Atanassov Boyko S, Evrard Yvonne A, Multani Asha S, Zhang Zhijing, Tora László, Devys Didier, Chang Sandy, Dent Sharon Y R
Department of Biochemistry and Molecular Biology, University of Texas M.D. Anderson Cancer Center, Houston, 77030, USA.
Mol Cell. 2009 Aug 14;35(3):352-64. doi: 10.1016/j.molcel.2009.06.015.

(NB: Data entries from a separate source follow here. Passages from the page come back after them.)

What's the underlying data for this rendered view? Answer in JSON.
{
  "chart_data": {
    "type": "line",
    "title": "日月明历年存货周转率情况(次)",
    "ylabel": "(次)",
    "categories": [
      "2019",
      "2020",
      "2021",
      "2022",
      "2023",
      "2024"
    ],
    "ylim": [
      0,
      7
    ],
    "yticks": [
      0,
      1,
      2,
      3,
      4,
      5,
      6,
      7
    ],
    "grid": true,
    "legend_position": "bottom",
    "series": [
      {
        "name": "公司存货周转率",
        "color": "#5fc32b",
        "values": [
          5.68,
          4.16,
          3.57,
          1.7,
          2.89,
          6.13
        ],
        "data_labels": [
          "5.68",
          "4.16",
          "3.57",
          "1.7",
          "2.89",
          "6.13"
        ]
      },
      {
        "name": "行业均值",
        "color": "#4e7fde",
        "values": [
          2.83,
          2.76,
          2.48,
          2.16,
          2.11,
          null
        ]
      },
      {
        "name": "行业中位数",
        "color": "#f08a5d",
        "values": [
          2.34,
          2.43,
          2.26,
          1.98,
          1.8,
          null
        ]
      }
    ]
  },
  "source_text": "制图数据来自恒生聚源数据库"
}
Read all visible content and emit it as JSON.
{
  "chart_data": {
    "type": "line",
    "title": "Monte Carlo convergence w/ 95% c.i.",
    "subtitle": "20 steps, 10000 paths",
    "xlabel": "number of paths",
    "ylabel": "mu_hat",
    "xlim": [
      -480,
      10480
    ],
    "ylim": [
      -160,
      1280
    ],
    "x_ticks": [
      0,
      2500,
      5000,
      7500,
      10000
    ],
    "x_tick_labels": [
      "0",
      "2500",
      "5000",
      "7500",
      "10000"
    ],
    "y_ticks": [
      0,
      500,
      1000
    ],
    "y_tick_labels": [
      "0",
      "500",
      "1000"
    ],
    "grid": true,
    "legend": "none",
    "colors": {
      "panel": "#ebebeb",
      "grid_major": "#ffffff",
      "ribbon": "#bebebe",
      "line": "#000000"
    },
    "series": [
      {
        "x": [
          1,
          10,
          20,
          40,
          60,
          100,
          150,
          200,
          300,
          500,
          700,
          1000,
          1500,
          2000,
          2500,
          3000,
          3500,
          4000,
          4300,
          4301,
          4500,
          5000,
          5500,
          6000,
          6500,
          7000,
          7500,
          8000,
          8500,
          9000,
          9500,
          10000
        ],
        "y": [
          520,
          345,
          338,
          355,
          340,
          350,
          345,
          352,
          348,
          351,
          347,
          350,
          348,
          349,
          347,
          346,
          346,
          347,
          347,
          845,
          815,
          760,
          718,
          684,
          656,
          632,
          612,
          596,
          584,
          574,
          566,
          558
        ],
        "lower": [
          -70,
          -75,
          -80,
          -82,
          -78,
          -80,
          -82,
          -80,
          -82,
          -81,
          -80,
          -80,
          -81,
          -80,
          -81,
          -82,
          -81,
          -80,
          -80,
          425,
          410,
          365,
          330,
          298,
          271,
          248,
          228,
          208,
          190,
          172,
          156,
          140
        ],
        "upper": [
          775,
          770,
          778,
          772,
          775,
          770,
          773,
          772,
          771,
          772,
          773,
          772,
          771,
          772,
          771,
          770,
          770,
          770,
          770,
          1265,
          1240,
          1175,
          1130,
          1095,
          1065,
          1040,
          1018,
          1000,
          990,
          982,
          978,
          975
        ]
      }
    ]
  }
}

Histone acetyltransferases (HATs) play important roles in gene regulation and DNA repair by influencing the accessibility of chromatin to transcription factors and repair proteins. Here, we show that deletion of Gcn5 leads to telomere dysfunction in mouse and human cells. Biochemical studies reveal that depletion of Gcn5 or ubiquitin-specific protease 22 (Usp22), which is another bona fide component of the Gcn5-containing SAGA complex, increases ubiquitination and turnover of TRF1, a primary component of the telomeric shelterin complex. Inhibition of the proteasome or overexpression of USP22 opposes this effect. The USP22 deubiquitinating module requires association with SAGA complexes for activity, and we find that depletion of Gcn5 compromises this association in mammalian cells. Thus, our results indicate that Gcn5 regulates TRF1 levels through effects on Usp22 activity and SAGA integrity.
组蛋白乙酰转移酶(HATs)通过影响染色质对转录因子和修复蛋白的可及性,在基因调控和DNA修复中发挥重要作用。在此,我们表明Gcn5的缺失会导致小鼠和人类细胞中的端粒功能障碍。生化研究表明,Gcn5或泛素特异性蛋白酶22(Usp22)的缺失会增加端粒保护蛋白复合体的主要成分TRF1的泛素化和周转,Usp22是含Gcn5的SAGA复合体的另一个真正组成部分。蛋白酶体抑制或USP22的过表达可对抗这种效应。USP22去泛素化模块需要与SAGA复合体结合才能发挥活性,并且我们发现Gcn5的缺失会损害其在哺乳动物细胞中的这种结合。因此,我们的结果表明,Gcn5通过影响Usp22活性和SAGA完整性来调节TRF1水平。